Weleda explains its position on selling its toothpaste and soaps in China on their UK website, stating:
I also asked them about post-market animal testing which is where Chinese officials will pull a beauty product off store shelves and test it on animals. This is often done without the company’s knowledge or consent. Weleda kindly responding by saying,
“First of all, there is no reason to believe that our soaps and dental care products would be subject to after-market testing in shops, since they are in no way classified as products (such as cosmetics) for which animal testing is seen as necessary by the Chinese authorities. We know that these products are not subject to testing based on our local contacts, and this has also been confirmed to us by a representative of Humane Society International working in China, as well as the Institute for In Vitro Sciences, which collaborates with PETA. We follow regulatory developments in China closely, and we react immediately to any developments. If the current situation should change, any affected products would immediately be withdrawn from the Mainland Chinese market.Our presence in China has always been small, but we do think that it is worth being there if it means that we can spread awareness of the benefits of natural cosmetics, and meet the needs of Chinese consumers for this type of product. We would not be selling any product in China if we had reason to believe that animals would be hurt because of this.”
Note that there is no legal definition for the label ‘Cruelty-Free.’ It can mean different things to different people. But Cruelty-Free is generally used to imply no animal testing. More specifically, the ingredients, formulation, or finished product are not tested on animals at any stage of product development.
At ethical elephant, we always assess a company’s cruelty-free policy using our Cruelty-Free Checklist. This ensures no animal testing was performed by the brand itself, its suppliers, and by any third parties.
Also, note that Cruelty-Free and Vegan don’t always mean the same thing.
Weleda is Not 100% Vegan
‘Vegan’ in cosmetics can refer to an entire brand that is 100% Vegan or a specific product is vegan.
In the case of Weleda, not all of their products are vegan. But they have some products that are suitable for vegans.

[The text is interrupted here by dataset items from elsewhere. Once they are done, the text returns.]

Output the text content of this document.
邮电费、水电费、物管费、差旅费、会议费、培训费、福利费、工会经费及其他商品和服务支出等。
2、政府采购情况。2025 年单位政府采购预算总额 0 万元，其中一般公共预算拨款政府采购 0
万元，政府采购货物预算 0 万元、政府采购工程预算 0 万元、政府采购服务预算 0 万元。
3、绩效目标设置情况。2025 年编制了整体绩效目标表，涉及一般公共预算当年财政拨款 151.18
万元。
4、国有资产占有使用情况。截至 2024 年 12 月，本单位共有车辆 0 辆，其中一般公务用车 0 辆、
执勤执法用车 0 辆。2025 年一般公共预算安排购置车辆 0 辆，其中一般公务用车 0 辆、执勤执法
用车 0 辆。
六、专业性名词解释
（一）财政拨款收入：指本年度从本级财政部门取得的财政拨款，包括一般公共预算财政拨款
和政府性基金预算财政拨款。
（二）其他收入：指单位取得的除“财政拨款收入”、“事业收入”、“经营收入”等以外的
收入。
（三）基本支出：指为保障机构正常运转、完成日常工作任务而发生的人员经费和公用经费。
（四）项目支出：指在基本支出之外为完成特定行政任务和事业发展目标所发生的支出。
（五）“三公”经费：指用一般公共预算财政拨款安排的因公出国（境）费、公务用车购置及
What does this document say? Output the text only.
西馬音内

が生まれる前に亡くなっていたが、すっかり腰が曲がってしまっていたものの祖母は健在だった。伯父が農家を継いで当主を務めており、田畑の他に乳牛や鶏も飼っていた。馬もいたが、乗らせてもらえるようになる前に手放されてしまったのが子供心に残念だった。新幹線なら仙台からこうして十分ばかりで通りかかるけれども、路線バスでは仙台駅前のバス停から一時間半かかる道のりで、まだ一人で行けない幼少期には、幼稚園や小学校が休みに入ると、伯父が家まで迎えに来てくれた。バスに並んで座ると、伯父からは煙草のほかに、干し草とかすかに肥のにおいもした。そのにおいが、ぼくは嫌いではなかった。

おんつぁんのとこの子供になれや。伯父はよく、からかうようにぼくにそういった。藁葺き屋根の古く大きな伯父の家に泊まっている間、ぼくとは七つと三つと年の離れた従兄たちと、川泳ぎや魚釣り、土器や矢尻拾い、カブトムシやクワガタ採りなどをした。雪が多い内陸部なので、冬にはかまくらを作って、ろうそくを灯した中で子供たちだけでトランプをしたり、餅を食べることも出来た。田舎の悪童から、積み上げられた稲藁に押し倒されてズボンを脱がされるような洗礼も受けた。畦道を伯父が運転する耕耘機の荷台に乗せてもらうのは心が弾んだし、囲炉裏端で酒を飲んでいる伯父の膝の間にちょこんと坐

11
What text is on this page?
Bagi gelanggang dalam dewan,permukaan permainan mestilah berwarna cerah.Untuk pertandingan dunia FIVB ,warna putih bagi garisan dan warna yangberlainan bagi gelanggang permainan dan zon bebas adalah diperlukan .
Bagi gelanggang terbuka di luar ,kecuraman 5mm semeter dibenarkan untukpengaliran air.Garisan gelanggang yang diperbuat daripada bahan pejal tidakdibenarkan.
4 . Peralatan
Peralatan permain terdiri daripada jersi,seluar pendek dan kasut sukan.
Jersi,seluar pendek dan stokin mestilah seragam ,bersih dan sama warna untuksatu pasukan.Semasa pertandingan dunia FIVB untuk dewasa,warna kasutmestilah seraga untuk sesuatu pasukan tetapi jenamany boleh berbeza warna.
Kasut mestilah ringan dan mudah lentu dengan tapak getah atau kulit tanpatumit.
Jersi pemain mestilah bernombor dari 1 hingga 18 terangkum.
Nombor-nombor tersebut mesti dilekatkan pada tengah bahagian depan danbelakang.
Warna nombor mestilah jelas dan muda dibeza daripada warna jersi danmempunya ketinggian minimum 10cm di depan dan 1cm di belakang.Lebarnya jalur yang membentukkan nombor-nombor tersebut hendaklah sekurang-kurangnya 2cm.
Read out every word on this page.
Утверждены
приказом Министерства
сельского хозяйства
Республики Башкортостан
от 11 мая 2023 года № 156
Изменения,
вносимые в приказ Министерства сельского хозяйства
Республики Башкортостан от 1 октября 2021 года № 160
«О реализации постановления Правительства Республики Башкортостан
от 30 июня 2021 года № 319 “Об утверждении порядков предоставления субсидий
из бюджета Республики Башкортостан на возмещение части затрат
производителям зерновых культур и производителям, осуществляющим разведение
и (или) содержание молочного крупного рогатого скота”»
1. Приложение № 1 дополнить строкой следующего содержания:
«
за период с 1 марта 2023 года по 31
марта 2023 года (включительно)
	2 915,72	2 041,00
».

How to know which of Weleda products are vegan?
All of Weleda’s vegan products are clearly marked on their website.
The following is a screenshot of what’s currently stated on Weleda’s website about its vegan claims:
Similar to ‘Cruelty-Free,’ there is no standard or legal definition for the label ‘Vegan.’ But it’s usually used in the context to describe something that doesn’t contain any animal-derived ingredients or animal by-products.
Some common animal products used in cosmetics include carmine, lanolin, snail mucus, beeswax, honey, pearl or silk-derived ingredients, animal-based glycerin, keratin, and squalene.
There are plant-based and synthetic alternatives to animal-derived ingredients. But it’s sometimes difficult to know with certainty whether a product is vegan just by reading the ingredient list.
So it’s best to ask the company and manufacturers to ensure the ingredients they’ve chosen to use were from non-animal sources.
Where are Weleda’s products made?
I asked Weleda where their products are manufactured and they told me:
“Weleda’s three main sites are close together, with our headquarters in Arlesheim, Switzerland just a few kilometres from the Weleda site in Huningue, France. The production operation in Schwäbisch Gmünd near Stuttgart is just 250 kilometres north-east in Germany.”
I hope this article helped you to understand Weleda’s cruelty-free and vegan status and by choosing cruelty-free together, we can help end animal testing for cosmetics once and for all!